La segunda quincena de octubre es una de las épocas más animadas del año para estar en Ciudad de México porque los preparativos para el Día de los Muertos están en pleno apogeo.
En los bulliciosos mercados matutinos se venden ramos de cempasúchil (flor de muertos o clavel chino) para las ofrendas de la celebración y los agricultores comercian sus calabazas.
Símbolo por excelencia del equinoccio de otoño, a la calabaza se le encuentra en todos los continentes del mundo, pero su verdadero hogar es México.

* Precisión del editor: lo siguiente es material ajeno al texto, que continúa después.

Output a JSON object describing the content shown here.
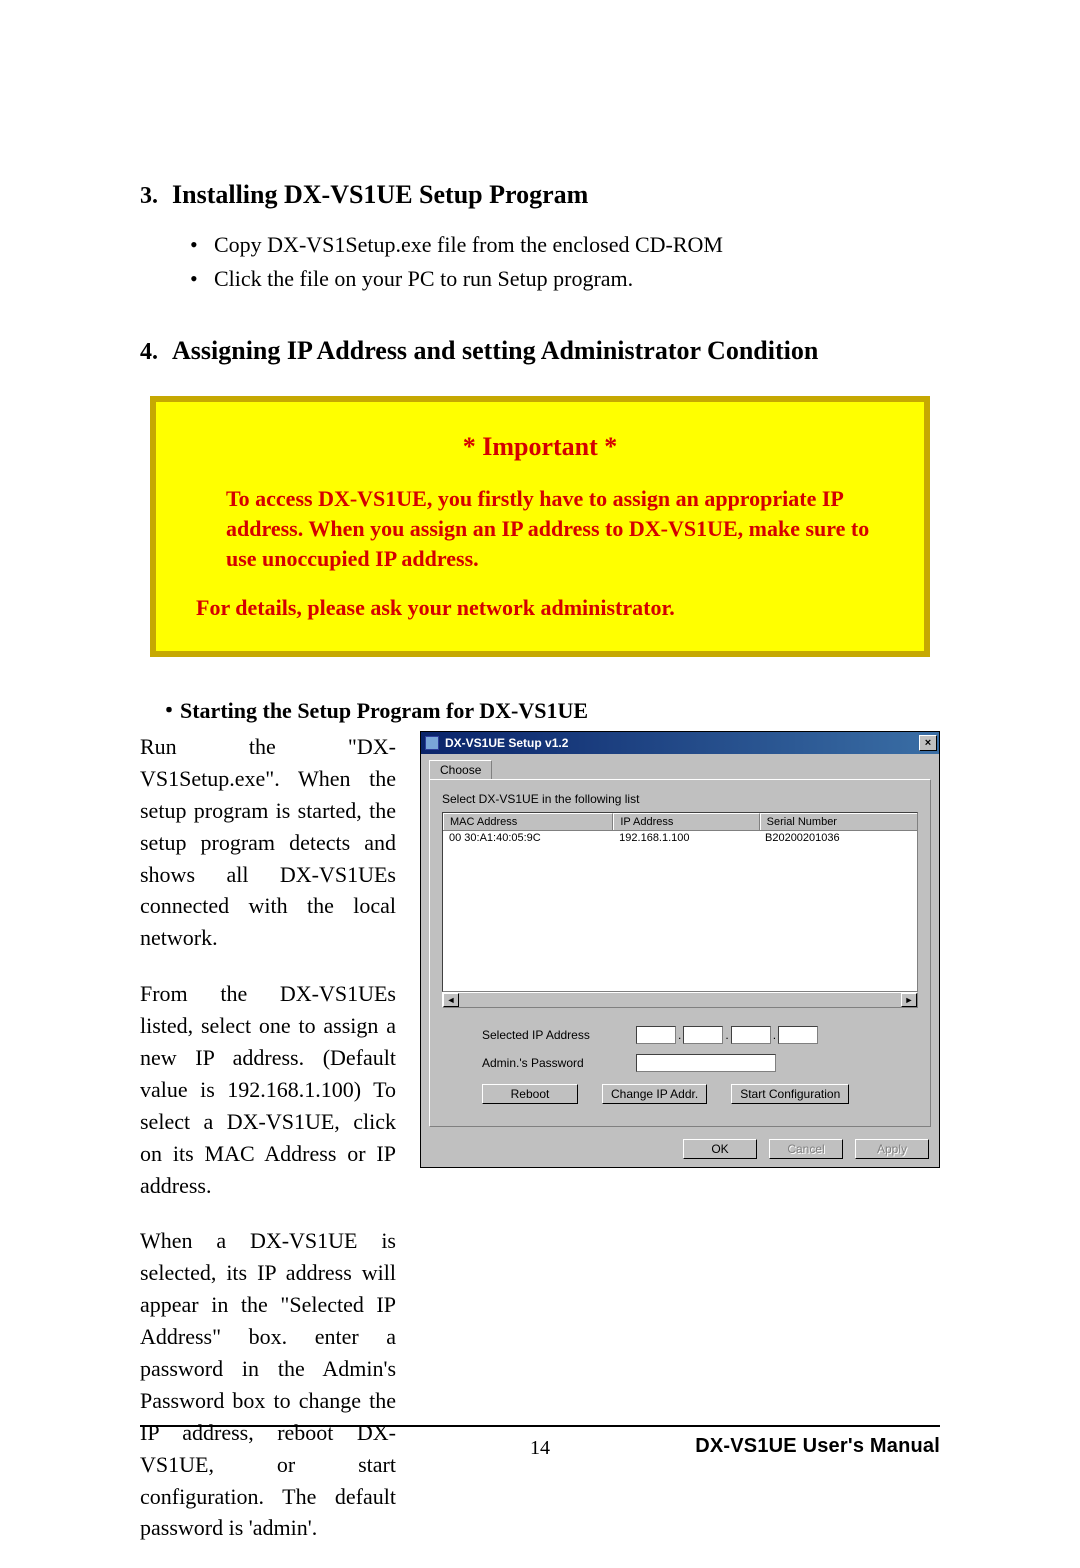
{
  "section3": {
    "number": "3.",
    "title": "Installing DX-VS1UE Setup Program",
    "bullets": [
      "Copy DX-VS1Setup.exe file from the enclosed CD-ROM",
      "Click the file on your PC to run Setup program."
    ]
  },
  "section4": {
    "number": "4.",
    "title": "Assigning IP Address and setting Administrator Condition"
  },
  "important": {
    "title": "* Important *",
    "p1": "To access DX-VS1UE, you firstly have to assign an appropriate IP address. When you assign an IP address to DX-VS1UE, make sure to use unoccupied IP address.",
    "p2": "For details, please ask your network administrator.",
    "border_color": "#c6a802",
    "bg_color": "#ffff00",
    "text_color": "#d40000"
  },
  "sub_start": "・Starting the Setup Program for DX-VS1UE",
  "body": {
    "p1": "Run the \"DX-VS1Setup.exe\". When the setup program is started, the setup program detects and shows all DX-VS1UEs connected with the local network.",
    "p2": "From the DX-VS1UEs listed, select one to assign a new IP address. (Default value is 192.168.1.100) To select a DX-VS1UE, click on its MAC Address or IP address.",
    "p3": "When a DX-VS1UE is selected, its IP address will appear in the \"Selected IP Address\" box. enter a password in the Admin's Password box to change the IP address, reboot DX-VS1UE, or start configuration. The default password is 'admin'."
  },
  "window": {
    "title": "DX-VS1UE  Setup v1.2",
    "close_glyph": "×",
    "tab_label": "Choose",
    "list_label": "Select  DX-VS1UE  in the following list",
    "columns": {
      "mac": "MAC Address",
      "ip": "IP Address",
      "sn": "Serial Number"
    },
    "row": {
      "mac": "00 30:A1:40:05:9C",
      "ip": "192.168.1.100",
      "sn": "B20200201036"
    },
    "scroll_left": "◄",
    "scroll_right": "►",
    "selected_ip_label": "Selected IP Address",
    "ip_octets": [
      "",
      "",
      "",
      ""
    ],
    "password_label": "Admin.'s Password",
    "password_value": "",
    "btn_reboot": "Reboot",
    "btn_change": "Change IP Addr.",
    "btn_start": "Start Configuration",
    "btn_ok": "OK",
    "btn_cancel": "Cancel",
    "btn_apply": "Apply",
    "colors": {
      "titlebar_from": "#0a246a",
      "titlebar_to": "#3a6ea5",
      "face": "#c0c0c0",
      "white": "#ffffff",
      "shadow": "#808080"
    }
  },
  "footer": {
    "page_num": "14",
    "manual": "DX-VS1UE User's Manual"
  }
}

Cultivo prehispánico que se remonta a más de 7.500 años, las originales eran pequeñas, duras y amargas, pero su resistente exterior era ideal para sobrevivir al inclemente clima y a las cosechas menos abundantes, convirtiéndola en parte integral de la dieta mexicana antigua.
En los mercados actuales no encontrarás «Jack-o’-lanterns», las calabazas lisas y de color naranja brillante que se utilizan para hacer linternas.
Y es que esa calabaza, usada en la tradición de Halloween, es normalmente de la variedad «Connecticut fields» (Campos de Connecticut), originalmente cultivada por los indios estadounidenses y más apta para ser tallada que para ser consumida como alimento.
La calabaza que se ve en los mercados mexicanos puede ser bulbosa y beige, redonda y de franjas verdes, o desigual y amarilla con cuellos torcidos.
La pulpa está presente en sabrosos platos, como los moles y tamales, y las pepitas -o semillas- suelen ser esparcidas sobre el comal añadiéndoles sal.
La calabaza incluso es utilizada para hacer dulces cristalizados que son exhibidos ingeniosamente en las tiendas de golosinas de la capital.
«Realmente tienes que viajar por todo el país para ver las incontables maneras de usar la calabaza, porque los platos son muy regionales», dice Lesley Téllez, guía culinaria y autora del libro «Eat Mexico: Recipes from Mexico City’s Streets, Markets & Fondas».